When I take a yoga class I follow the instruction, adhere to the sequencing, and do my best to arrive at what is being suggested. I might modify what I do for injuries or other health concerns—slightly, because I don’t want to hurt the teacher’s feelings—but ultimately I do the class pretty much as it’s taught. Like a kid on the playground who has her mother’s attention, I try almost desperately to please the teacher and be “good.” “When do I get my gold star?” I want to say as I’m rolling up my mat.
The problem with this attitude is it creates a power structure that shouldn’t exist in yoga. Yes, there are teachers and students, but a yoga studio isn’t a military school or an Olympic competition. The best teachers are those who approach the class as an opportunity to learn equally from their students, who understand that every student is different. The best students are those who come to class with open minds, and a sense of humility that is tempered by a strong sense of “owning” their practice—they listen to and respect their bodies and souls, unburdened by external expectations. The best teachers and students know that making a goal out of earning the approval of others is illusory and potentially damaging, both physically and spiritually.

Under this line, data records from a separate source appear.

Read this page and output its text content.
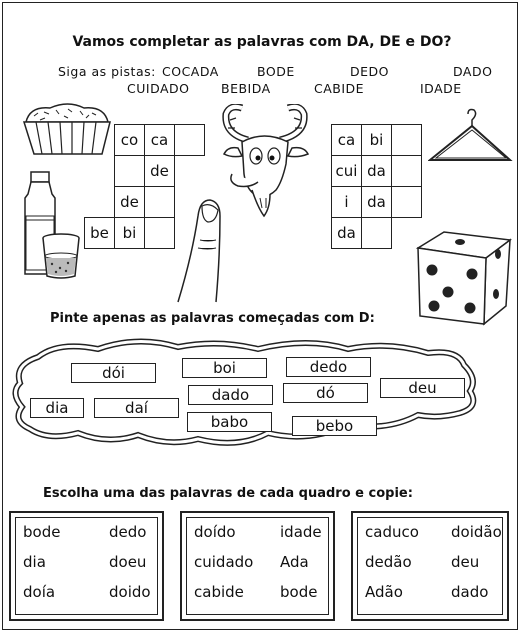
Vamos completar as palavras com DA, DE e DO?
Siga as pistas: COCADA	BODE	DEDO	DADO
CUIDADO	BEBIDA	CABIDE	IDADE
	co	ca	
		de	
	de		
be	bi		
ca	bi	
cui	da	
i	da	
da		
Pinte apenas as palavras começadas com D:
dói	boi	dedo
dado	dó	deu
dia	daí
babo	bebo
Escolha uma das palavras de cada quadro e copie:
bode	dedo
dia	doeu
doía	doido
doído	idade
cuidado Ada
cabide bode
caduco doidão
dedão	deu
Adão	dado
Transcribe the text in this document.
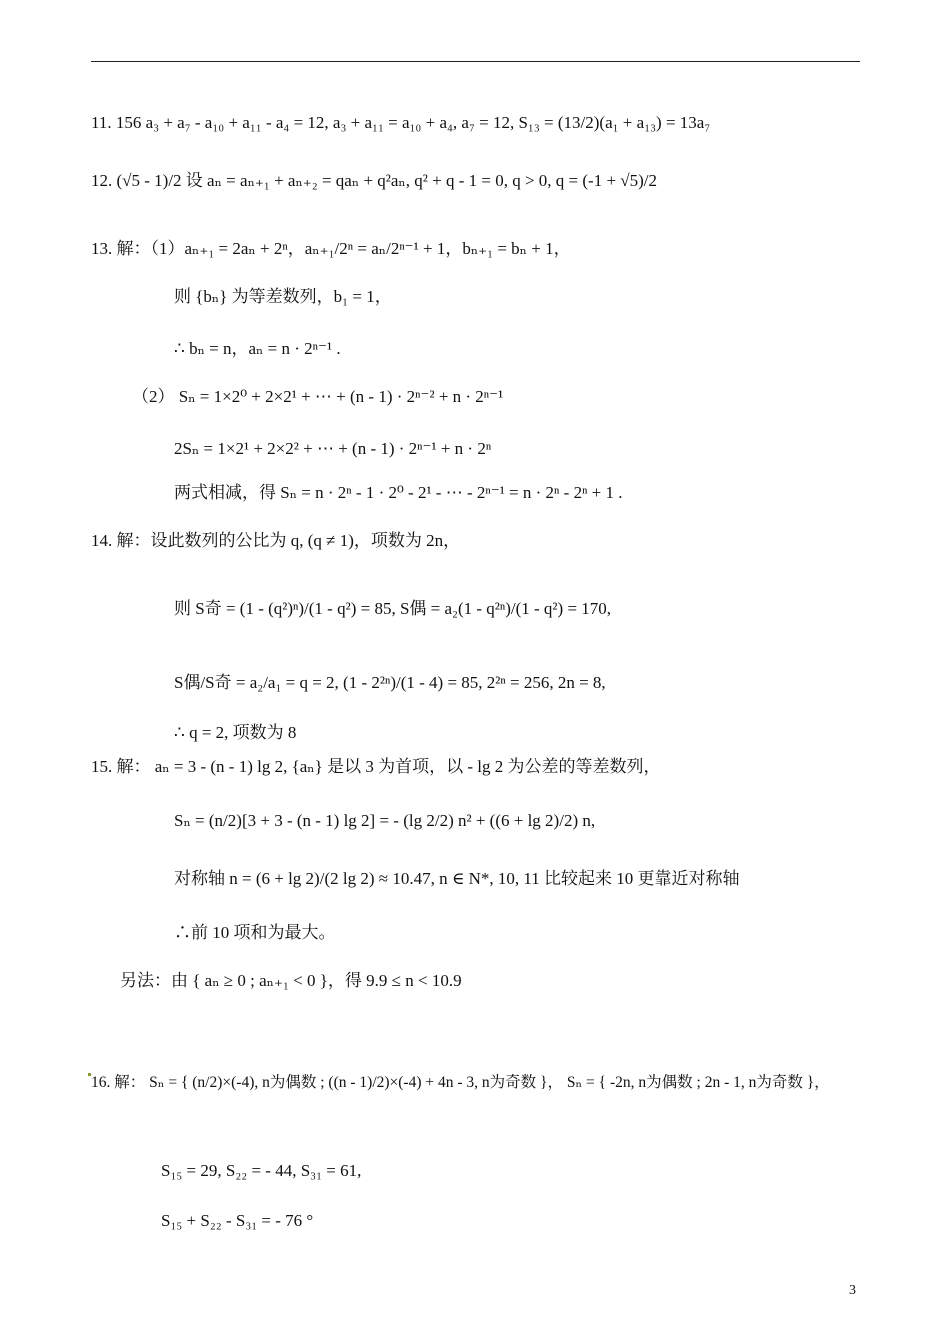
11. 156 a₃ + a₇ - a₁₀ + a₁₁ - a₄ = 12, a₃ + a₁₁ = a₁₀ + a₄, a₇ = 12, S₁₃ = (13/2)(a₁ + a₁₃) = 13a₇
12. (√5 - 1)/2 设 aₙ = aₙ₊₁ + aₙ₊₂ = qaₙ + q²aₙ, q² + q - 1 = 0, q > 0, q = (-1 + √5)/2
13. 解：（1）aₙ₊₁ = 2aₙ + 2ⁿ，aₙ₊₁/2ⁿ = aₙ/2ⁿ⁻¹ + 1，bₙ₊₁ = bₙ + 1，
则 {bₙ} 为等差数列，b₁ = 1，
∴ bₙ = n，aₙ = n · 2ⁿ⁻¹ .
（2） Sₙ = 1×2⁰ + 2×2¹ + ⋯ + (n - 1) · 2ⁿ⁻² + n · 2ⁿ⁻¹
2Sₙ = 1×2¹ + 2×2² + ⋯ + (n - 1) · 2ⁿ⁻¹ + n · 2ⁿ
两式相减，得 Sₙ = n · 2ⁿ - 1 · 2⁰ - 2¹ - ⋯ - 2ⁿ⁻¹ = n · 2ⁿ - 2ⁿ + 1 .
14. 解：设此数列的公比为 q, (q ≠ 1)，项数为 2n，
则 S奇 = (1 - (q²)ⁿ)/(1 - q²) = 85, S偶 = a₂(1 - q²ⁿ)/(1 - q²) = 170,
S偶/S奇 = a₂/a₁ = q = 2, (1 - 2²ⁿ)/(1 - 4) = 85, 2²ⁿ = 256, 2n = 8,
∴ q = 2, 项数为 8
15. 解： aₙ = 3 - (n - 1) lg 2, {aₙ} 是以 3 为首项，以 - lg 2 为公差的等差数列，
Sₙ = (n/2)[3 + 3 - (n - 1) lg 2] = - (lg 2/2) n² + ((6 + lg 2)/2) n,
对称轴 n = (6 + lg 2)/(2 lg 2) ≈ 10.47, n ∈ N*, 10, 11 比较起来 10 更靠近对称轴
∴前 10 项和为最大。
另法：由 { aₙ ≥ 0 ; aₙ₊₁ < 0 }，得 9.9 ≤ n < 10.9
16. 解： Sₙ = { (n/2)×(-4), n为偶数 ; ((n - 1)/2)×(-4) + 4n - 3, n为奇数 }， Sₙ = { -2n, n为偶数 ; 2n - 1, n为奇数 }，
S₁₅ = 29, S₂₂ = - 44, S₃₁ = 61,
S₁₅ + S₂₂ - S₃₁ = - 76 °
3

Of course, there’s a flip side to the “What will people think?” coin. “I don’t care!” is the mantra of some people—those untroubled souls who seem to have never experienced a single moment of self-censure. They clamor into class late, not the least bit concerned that they are distracting the punctual members. These people are empowered by the very things that mortify the likes of me. They invent their own choreography, almost as if they were designing an impromptu dance solo. The parameters of conforming hold no sway and they are genuinely uninhibited as they swim against the tide. They couldn’t care less if the teacher thinks they are “good”—if they are convinced they are good at something, they just throw that into their solo as frequently as possible. Not only are they not worried about “making a scene,” they are determined to steal it. Try suggesting an adjustment to someone like this, and you receive the same reaction you’d get if you attempted to bump fists with Queen Elizabeth.
As a teacher and student who worries more than she should about what people think, the “I don’t care!” crowd can drive me a little crazy. Okay, a lot crazy, but I think I know why. Both attitudes are essentially ego driven. One attitude disrupts the individual practice while the other disrupts the practices of the group. The arch of our individual yoga practices over the scope of our lifetimes is referred to as our sadhana (self study), and this creates a challenge. What happens when my self study is getting in the way of your self study? Who has the right of way, so to speak?
I believe the answer is surrender.
In order to get beyond our egos and find balance, we all have to surrender, both to the process and to something that is greater than ourselves. It is here that we will find truth and real freedom. It is what it means to “deepen” our practice. From these depths our tendencies to judge or impress someone diminish. We move from the narrow to the universal, from critical to accepting.